Lots of big changes for Visual Studio and .NET were announced today.
The biggest items are:
- .NET becoming open source
- Microsoft work to help move .NET onto Linux and Mac
- Visual Studio 2013 Community Edition
- Visual Studio 2015 Preview available
- Lots of integration for Xamarin developers including Xamarin install from within Visual Studio
The one that I like most here is the Visual Studio 2013 Community Edition. We’ve had Visual Studio Express for some time but it was very limited. In particular, it blocked any attempt to extend it with plug-ins. Plug-ins are where the real creativity with the product can appear. The new community edition is full-featured and free for all except enterprise application development.
Full details from Soma are here: http://blogs.msdn.com/b/somasegar/archive/2014/11/12/opening-up-visual-studio-and-net-to-every-developer-any-application-net-server-core-open-source-and-cross-platform-visual-studio-community-2013-and-preview-of-visual-studio-2015-and-net-2015.aspx
I do hope the SQL Server team are watching this. I like Jamie’s suggestion here about doing the same with SQL Server Developer Edition. As Jamie points out, it barely adds to revenue. Making it free would seem a good idea.

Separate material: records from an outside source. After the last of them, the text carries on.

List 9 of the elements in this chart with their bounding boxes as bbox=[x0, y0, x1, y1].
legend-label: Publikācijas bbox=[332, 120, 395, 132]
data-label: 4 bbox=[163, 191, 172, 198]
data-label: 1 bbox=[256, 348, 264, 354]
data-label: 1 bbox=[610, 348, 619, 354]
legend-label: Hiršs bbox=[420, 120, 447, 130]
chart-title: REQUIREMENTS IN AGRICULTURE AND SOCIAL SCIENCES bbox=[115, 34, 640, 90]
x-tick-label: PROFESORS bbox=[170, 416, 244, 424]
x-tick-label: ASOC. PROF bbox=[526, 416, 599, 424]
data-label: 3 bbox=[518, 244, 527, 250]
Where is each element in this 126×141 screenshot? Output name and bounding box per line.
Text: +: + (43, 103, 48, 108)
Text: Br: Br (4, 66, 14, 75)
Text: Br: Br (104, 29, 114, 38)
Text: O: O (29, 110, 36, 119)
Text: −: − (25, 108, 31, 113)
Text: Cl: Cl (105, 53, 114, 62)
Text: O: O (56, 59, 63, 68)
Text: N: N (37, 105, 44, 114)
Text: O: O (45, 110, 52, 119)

Cost is one thing but extensibility is another. Whenever there are MVP meetings on campus, I always feel like I’m the one in the room endlessly asking about extensibility when each new feature is shown. And the answer from the SQL Server team is invariably “we haven’t allowed for extensibility in this version but might in the future”. But that almost never happens.

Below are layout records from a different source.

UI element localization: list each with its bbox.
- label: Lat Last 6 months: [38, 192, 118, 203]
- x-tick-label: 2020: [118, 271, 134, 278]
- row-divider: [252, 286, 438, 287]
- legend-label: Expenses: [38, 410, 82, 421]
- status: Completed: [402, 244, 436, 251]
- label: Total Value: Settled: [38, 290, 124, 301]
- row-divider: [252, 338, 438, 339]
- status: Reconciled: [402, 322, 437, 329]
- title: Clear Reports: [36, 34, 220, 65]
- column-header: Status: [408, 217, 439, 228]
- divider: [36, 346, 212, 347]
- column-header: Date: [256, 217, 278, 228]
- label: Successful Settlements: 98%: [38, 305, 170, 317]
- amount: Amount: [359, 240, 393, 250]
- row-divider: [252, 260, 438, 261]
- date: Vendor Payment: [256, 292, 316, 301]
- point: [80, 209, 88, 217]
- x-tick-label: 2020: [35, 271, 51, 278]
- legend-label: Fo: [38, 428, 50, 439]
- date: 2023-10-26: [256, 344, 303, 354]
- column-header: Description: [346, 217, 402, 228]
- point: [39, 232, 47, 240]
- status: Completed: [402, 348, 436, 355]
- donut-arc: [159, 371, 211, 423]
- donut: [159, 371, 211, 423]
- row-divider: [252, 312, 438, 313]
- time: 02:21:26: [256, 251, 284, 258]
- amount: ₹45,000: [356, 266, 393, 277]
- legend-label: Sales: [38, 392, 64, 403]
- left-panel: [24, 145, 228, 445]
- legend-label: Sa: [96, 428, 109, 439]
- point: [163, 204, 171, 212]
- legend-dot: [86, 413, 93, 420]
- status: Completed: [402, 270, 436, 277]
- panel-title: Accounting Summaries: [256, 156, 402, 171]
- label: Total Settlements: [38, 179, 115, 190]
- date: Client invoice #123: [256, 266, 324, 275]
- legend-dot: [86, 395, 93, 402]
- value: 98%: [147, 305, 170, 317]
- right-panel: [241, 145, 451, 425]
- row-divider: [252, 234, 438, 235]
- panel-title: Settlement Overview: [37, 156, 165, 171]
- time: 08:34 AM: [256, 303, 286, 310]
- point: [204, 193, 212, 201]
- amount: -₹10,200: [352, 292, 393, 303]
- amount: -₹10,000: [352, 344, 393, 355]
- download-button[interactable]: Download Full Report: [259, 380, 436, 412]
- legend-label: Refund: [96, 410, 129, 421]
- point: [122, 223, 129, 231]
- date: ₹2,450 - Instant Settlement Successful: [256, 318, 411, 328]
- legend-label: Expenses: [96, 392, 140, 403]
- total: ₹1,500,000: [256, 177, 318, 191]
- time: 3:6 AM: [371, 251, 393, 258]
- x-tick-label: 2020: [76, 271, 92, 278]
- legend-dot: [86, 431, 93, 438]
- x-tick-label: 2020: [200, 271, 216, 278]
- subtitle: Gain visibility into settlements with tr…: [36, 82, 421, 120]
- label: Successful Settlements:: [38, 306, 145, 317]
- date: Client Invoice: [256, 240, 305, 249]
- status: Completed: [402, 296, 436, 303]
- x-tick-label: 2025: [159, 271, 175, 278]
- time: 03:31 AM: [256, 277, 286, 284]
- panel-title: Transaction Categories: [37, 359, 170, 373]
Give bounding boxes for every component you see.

So many new features fall short of the mark when they are first released but if there were extensibility points, others could contribute to make them more useful. Without those extensibility points, new incomplete features can just flounder. There have been many examples of this over the years. (As an example, ask where the UI for Service Broker is. Klaus had some wonderful work done on building one that he showed us back in 2006 but there’s no supported way to make add-ins for SQL Server Management Studio either. You can hack it but then you need to worry about it being broken by every new update or release that comes out).
I think this is the difference between shipping a product, and building an ecosystem around a product. I’d love to see SQL Server morph into something that has an ecosystem.